Sunday, May 16, 2010
The Graduate. A
'The Graduate' is a classic and even if it's most appreciated by the people who saw it back in '67, I still love as a member of this generation. Some people have commented on how it's outdated and that the themes in it aren't nearly as resonant or relevant new as they were back then. If you read Roger Ebert's four star review of the film upon its release, he raved about how it was the year's funniest movie. When 'The Graduate' was restored and put back in theaters in 1997, Ebert still gave it a positive review, but wasn't nearly as enthusiastic as he had been before. Ebert claimed that it was 'stranded in an earlier age.' I admit that the movie is very sixties and that it's about that time period when young adults didn't really have any direction in life. So they rebelled. That's what the climax of the movie signifies. Is that final scene over-the-top? Absolutely. But it's also making a statement about life in that time. Apparently the bus that Dustin Hoffman and Katherine Ross ride off in wasn't included in the script.
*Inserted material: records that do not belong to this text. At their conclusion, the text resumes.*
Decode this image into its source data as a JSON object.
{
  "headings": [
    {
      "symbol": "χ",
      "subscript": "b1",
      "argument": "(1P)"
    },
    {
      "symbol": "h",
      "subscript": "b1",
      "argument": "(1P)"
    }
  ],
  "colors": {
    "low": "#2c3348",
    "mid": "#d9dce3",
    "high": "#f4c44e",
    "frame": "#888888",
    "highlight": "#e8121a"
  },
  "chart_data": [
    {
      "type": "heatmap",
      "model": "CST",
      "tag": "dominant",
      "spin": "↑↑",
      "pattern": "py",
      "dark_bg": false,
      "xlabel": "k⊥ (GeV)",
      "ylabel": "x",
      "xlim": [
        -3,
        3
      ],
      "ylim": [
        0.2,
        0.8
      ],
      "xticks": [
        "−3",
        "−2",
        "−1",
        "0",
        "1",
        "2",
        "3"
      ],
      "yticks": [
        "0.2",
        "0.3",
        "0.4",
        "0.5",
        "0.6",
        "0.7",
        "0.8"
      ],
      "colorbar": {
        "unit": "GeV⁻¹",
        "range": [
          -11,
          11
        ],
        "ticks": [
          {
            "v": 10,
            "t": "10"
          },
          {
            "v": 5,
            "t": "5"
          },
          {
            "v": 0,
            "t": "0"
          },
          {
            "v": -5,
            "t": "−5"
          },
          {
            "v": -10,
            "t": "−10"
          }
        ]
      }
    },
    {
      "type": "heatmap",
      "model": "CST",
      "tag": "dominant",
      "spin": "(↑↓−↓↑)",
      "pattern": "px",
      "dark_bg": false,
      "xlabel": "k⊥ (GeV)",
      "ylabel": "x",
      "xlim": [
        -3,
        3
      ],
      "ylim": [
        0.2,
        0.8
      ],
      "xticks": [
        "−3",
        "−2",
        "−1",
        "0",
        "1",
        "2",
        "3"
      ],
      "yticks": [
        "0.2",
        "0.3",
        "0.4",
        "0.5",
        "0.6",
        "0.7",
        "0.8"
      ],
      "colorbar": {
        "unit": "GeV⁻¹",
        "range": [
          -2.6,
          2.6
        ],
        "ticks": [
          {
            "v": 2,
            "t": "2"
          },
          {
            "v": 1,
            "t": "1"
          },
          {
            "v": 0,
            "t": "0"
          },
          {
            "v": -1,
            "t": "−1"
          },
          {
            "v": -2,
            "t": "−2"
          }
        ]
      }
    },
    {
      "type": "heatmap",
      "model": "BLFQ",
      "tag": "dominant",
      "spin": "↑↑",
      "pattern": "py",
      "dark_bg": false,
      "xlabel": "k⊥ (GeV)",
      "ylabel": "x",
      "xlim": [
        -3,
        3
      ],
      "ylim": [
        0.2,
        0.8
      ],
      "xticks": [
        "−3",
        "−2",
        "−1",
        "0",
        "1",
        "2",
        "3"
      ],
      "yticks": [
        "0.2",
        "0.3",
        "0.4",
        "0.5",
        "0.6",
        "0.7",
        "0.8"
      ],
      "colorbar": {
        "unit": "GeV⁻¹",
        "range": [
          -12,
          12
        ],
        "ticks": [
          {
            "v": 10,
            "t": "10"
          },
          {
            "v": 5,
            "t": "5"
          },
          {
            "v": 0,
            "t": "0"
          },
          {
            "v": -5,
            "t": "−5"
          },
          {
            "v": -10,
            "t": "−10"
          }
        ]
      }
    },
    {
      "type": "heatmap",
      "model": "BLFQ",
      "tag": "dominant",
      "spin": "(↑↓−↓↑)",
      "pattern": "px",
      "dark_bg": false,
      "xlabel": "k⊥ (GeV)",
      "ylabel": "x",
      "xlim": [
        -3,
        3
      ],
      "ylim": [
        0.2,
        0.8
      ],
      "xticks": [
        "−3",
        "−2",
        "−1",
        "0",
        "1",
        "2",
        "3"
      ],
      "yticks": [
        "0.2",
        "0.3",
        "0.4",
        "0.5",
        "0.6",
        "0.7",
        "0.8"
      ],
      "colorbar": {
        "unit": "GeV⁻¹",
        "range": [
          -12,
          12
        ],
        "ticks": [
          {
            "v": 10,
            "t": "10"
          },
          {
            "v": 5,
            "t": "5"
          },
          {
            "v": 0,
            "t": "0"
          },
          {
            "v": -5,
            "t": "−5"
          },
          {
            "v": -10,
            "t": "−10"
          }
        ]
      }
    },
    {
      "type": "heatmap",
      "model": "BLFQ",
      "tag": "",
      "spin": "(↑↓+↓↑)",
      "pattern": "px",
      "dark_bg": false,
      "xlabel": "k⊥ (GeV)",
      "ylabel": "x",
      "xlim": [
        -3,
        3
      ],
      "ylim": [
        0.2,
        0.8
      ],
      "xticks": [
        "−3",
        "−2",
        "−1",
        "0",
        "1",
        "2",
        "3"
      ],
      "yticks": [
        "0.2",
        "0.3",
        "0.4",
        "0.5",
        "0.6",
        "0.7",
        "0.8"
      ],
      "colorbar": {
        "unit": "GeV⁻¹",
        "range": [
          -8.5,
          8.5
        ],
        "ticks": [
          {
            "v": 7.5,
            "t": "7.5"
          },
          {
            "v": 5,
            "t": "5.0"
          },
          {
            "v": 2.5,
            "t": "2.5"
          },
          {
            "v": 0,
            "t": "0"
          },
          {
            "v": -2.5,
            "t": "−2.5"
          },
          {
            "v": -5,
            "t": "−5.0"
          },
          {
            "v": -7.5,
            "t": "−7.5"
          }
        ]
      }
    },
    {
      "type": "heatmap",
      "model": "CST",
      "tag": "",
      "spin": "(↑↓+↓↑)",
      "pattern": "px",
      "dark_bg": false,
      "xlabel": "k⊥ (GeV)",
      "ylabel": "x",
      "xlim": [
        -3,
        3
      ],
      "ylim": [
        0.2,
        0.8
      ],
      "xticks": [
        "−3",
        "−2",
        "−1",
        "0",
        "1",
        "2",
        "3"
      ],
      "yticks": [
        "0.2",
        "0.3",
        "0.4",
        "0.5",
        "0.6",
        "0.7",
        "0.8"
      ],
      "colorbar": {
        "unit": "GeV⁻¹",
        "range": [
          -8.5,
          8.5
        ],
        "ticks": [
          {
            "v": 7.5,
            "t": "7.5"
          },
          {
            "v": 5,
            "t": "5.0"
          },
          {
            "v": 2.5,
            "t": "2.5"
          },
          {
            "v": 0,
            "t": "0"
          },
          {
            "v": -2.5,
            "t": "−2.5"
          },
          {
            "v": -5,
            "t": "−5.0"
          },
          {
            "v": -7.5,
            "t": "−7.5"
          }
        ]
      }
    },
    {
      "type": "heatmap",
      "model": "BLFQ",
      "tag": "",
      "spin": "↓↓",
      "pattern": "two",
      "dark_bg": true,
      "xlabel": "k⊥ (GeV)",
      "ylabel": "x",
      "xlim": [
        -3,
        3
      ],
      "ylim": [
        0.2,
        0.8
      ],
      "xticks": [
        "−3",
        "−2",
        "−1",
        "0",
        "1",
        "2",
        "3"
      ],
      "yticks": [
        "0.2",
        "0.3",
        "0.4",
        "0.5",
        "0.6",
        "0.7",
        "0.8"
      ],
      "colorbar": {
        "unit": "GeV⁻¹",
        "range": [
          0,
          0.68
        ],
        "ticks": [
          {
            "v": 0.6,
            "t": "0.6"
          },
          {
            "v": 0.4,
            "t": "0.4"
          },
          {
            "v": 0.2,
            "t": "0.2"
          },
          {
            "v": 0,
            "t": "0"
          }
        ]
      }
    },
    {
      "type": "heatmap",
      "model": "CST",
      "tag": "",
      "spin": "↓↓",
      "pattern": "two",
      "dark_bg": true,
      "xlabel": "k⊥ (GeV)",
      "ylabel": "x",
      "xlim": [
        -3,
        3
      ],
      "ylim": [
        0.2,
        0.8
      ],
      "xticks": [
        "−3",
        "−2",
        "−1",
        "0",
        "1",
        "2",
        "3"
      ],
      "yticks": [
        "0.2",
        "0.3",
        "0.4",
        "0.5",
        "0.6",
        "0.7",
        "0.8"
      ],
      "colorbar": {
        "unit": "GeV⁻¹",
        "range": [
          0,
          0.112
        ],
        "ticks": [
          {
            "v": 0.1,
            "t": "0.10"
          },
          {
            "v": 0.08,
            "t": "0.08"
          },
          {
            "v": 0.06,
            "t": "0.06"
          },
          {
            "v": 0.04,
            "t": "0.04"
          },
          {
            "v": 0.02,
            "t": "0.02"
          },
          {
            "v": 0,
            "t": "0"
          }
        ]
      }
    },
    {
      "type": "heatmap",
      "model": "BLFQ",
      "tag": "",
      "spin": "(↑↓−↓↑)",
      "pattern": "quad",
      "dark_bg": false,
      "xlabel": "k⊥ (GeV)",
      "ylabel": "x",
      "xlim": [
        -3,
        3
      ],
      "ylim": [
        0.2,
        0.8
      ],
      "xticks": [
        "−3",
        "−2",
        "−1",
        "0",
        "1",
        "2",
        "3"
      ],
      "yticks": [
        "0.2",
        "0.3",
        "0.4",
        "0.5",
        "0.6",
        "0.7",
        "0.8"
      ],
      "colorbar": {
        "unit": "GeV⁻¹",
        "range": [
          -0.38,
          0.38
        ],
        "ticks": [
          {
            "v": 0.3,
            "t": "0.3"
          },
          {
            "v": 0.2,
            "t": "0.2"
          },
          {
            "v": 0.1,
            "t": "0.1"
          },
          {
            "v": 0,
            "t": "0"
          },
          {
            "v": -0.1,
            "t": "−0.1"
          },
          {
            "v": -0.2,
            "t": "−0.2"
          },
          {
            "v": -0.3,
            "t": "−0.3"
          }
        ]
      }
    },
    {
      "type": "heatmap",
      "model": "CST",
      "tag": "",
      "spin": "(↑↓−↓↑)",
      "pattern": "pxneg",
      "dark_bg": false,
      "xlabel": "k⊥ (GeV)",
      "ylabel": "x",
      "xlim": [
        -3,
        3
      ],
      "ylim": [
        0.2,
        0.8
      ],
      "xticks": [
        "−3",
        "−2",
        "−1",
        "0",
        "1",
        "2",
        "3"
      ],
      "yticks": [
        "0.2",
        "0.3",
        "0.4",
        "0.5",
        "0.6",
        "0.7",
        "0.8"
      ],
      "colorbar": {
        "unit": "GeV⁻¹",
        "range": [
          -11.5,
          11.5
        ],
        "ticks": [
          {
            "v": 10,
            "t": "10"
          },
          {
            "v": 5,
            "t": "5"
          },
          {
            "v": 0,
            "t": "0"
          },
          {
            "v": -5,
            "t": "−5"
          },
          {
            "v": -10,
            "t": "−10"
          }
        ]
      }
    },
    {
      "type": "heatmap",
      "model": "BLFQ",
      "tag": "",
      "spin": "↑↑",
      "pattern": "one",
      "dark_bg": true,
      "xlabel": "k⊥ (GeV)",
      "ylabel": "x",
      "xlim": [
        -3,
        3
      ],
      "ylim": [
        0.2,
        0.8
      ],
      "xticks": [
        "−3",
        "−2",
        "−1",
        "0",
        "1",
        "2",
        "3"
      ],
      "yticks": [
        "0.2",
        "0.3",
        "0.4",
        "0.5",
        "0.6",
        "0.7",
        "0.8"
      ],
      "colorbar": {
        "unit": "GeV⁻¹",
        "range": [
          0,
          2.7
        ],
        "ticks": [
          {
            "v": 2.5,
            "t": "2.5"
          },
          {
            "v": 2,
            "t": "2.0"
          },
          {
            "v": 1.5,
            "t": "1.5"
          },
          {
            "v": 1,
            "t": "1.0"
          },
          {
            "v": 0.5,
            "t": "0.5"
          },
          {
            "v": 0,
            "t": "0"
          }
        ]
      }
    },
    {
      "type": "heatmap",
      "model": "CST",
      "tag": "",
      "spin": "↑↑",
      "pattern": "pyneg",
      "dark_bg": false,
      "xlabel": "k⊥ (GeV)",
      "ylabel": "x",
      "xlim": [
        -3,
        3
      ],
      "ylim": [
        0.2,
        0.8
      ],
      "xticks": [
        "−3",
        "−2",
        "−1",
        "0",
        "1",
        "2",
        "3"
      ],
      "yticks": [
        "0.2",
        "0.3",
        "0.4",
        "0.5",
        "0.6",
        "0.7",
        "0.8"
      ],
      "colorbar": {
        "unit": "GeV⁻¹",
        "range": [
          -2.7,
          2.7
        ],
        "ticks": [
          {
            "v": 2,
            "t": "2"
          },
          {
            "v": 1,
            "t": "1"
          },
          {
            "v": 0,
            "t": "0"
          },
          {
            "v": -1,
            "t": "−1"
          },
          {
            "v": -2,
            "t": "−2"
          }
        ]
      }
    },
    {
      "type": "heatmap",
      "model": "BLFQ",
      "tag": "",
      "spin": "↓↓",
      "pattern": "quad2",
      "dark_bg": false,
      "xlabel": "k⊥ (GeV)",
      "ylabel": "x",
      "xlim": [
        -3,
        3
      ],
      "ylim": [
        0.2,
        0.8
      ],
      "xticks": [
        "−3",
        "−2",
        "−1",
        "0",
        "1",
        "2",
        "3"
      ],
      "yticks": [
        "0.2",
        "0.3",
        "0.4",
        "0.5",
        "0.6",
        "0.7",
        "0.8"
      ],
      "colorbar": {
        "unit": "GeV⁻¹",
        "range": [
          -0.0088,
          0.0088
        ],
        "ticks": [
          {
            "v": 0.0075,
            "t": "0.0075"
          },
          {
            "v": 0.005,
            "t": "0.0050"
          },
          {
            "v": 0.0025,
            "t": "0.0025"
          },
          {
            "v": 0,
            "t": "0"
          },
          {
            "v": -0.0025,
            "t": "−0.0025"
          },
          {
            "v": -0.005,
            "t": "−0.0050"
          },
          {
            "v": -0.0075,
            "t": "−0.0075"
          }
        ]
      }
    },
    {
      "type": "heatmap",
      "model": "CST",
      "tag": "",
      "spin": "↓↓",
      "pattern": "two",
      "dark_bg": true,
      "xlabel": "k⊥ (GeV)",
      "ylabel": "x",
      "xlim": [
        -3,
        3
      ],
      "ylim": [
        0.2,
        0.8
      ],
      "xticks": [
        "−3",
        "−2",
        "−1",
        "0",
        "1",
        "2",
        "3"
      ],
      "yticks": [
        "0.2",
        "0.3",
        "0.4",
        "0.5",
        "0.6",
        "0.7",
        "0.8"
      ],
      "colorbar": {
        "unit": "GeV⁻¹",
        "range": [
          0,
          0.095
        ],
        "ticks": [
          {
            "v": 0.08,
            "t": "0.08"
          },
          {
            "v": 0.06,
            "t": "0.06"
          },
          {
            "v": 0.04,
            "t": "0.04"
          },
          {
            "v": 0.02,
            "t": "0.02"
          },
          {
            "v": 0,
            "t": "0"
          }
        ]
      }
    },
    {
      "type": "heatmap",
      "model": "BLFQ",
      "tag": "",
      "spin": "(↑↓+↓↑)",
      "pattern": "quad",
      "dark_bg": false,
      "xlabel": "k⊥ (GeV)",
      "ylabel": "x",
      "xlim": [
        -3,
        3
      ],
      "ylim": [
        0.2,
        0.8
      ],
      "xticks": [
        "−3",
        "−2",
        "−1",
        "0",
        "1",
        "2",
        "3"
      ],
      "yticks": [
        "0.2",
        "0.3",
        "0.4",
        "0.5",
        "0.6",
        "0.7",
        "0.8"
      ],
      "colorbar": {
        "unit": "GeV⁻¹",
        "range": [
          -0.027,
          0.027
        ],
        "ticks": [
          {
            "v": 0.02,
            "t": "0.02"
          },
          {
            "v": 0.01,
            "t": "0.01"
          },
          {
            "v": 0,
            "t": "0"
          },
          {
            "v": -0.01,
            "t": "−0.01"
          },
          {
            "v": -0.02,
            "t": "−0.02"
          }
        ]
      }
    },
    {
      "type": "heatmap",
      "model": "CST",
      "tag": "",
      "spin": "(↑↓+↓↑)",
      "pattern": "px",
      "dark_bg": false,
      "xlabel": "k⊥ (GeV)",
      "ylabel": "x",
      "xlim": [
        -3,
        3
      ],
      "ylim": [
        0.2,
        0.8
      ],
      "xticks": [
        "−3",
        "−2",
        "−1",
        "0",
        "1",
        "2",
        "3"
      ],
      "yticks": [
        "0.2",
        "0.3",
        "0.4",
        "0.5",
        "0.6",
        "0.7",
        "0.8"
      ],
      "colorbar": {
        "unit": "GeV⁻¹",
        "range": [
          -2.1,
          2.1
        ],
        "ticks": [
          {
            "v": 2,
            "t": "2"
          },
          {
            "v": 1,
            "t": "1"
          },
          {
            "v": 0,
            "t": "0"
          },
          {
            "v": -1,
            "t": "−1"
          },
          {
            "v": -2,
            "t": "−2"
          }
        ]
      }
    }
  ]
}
While they were shooting it happened to be in the vicinity, so director Mike Nichols just decided to get his people on it and end the movie that way. And even if the film is for a past generation, it's still brilliantly acted with a great script filled with awkward humor and real drama. And that Mrs. Robinson is a particularly nasty piece of work. In Ebert's 1997 review he thought otherwise. He ridiculed her daughter, made Hoffman's character Ben sound like a complete doof, and gave significant sympathy to that nasty piece of work. Ebert and I are clearly on a different page with this one. But I will agree with him that Anne Bancroft, who plays Mrs. Robinson, is very attractive. Then again it's not a surprise. She was only 36 when the movie was made.